Kültürel İfadelerin Çeşitliliğin Korunması ve Geliştirilmesi Sözleşmesine göre “kültürel ifadeler”, bireylerin, grupların ve toplumların yaratıcılığından kaynaklanan ve kültürel içerik barındıran ifadelerdir. Ve bu ifadeler, kültürel etkinlikler, ürünler ve hizmetler aracılığıyla somutlaştırılır, muhtelif sanatsal yaratım, üretim, yayılım, dağıtım ve kullanım biçimleriyle ortaya konurlar. Sözleşmede de belirtildiği gibi, kültürel ifadelerdeki çeşitlilik insanlığın belirleyici bir niteliğidir ve insanlığın ortak mirasını oluşturur. Bu nedenle, herkesin yararı için değer verilmesi ve korunması gereken bir olgudur. Kültürel çeşitlilik, tercihlerin çeşitliliğini artırır ve insani kapasiteler ile değerleri besleyen zengin ve çeşitli bir dünya yaratır.

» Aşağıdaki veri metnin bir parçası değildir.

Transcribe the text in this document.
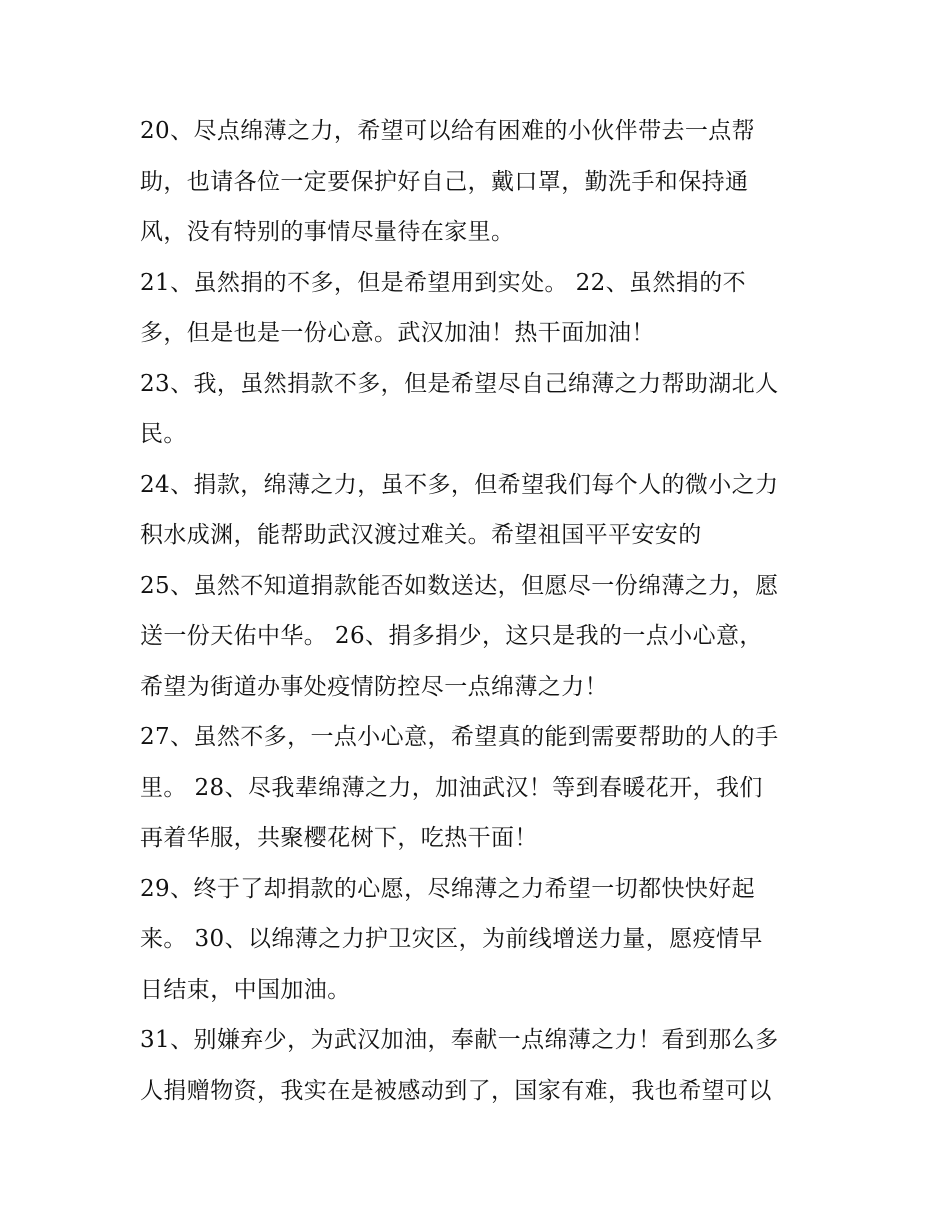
20、尽点绵薄之力，希望可以给有困难的小伙伴带去一点帮
助，也请各位一定要保护好自己，戴口罩，勤洗手和保持通
风，没有特别的事情尽量待在家里。
21、虽然捐的不多，但是希望用到实处。 22、虽然捐的不
多，但是也是一份心意。武汉加油！热干面加油！
23、我，虽然捐款不多，但是希望尽自己绵薄之力帮助湖北人
民。
24、捐款，绵薄之力，虽不多，但希望我们每个人的微小之力
积水成渊，能帮助武汉渡过难关。希望祖国平平安安的
25、虽然不知道捐款能否如数送达，但愿尽一份绵薄之力，愿
送一份天佑中华。 26、捐多捐少，这只是我的一点小心意，
希望为街道办事处疫情防控尽一点绵薄之力！
27、虽然不多，一点小心意，希望真的能到需要帮助的人的手
里。 28、尽我辈绵薄之力，加油武汉！等到春暖花开，我们
再着华服，共聚樱花树下，吃热干面！
29、终于了却捐款的心愿，尽绵薄之力希望一切都快快好起
来。 30、以绵薄之力护卫灾区，为前线增送力量，愿疫情早
日结束，中国加油。
31、别嫌弃少，为武汉加油，奉献一点绵薄之力！看到那么多
人捐赠物资，我实在是被感动到了，国家有难，我也希望可以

Kültürel çeşitliliğin korunması, geliştirilmesi ve sürdürülmesi, bugünkü ve gelecek kuşakların yararı için sürdürülebilir kalkınmanın temel bir gerekliliğidir.
Türkiye’de, müzik, sinema, yayıncılık başta olmak üzere tüm kültürel sektörlerde son yıllarda artan bir tek-tipleşme söz konusu. Ana akım medyada ve dağıtım kanallarında yalnızca belli sanatçıların belli türlerdeki ürünlerine rastlıyoruz. Oysa Türkiye’de tüm bu alanlarda birçoğumuz tarafından fark edilmeden kaybolup giden çok daha çeşitli üretimler yapılıyor. Ana akımdaki tek-tipleşmenin en önemli sebebi, kültürel sektörlerdeki ve medya başta olmak üzere kültürel sektör ürünlerini tüketiciyle buluşturan aracı sektörlerdeki özel sermaye hakimiyeti. Özel sermayenin ana hedefi olan kâr maksimizasyonunu kültürel sektörlerde sağlamanın yolu, hali hazırda popüler olan sanatçılara ve eserlere öncelik vermektir. Denenmemiş ya da çok bilinmeyen sanatçı ve eserleri desteklemek ekonomik anlamda risk teşkil eder. Başka bir deyişle, söz konusu sektörler kendi hallerine bırakıldıkları takdirde çeşitliliği gözetmezler. Bu nedenle, kültürel sektörlerde çeşitliliği sağlamak ancak yasal düzenlemelerle mümkün olabilir. Bu anlamda Kültürel İfadelerin Çeşitliliğinin Korunması ve Geliştirilmesi Sözleşmesi uluslararası düzeyde kabul görmüş önemli bir araç.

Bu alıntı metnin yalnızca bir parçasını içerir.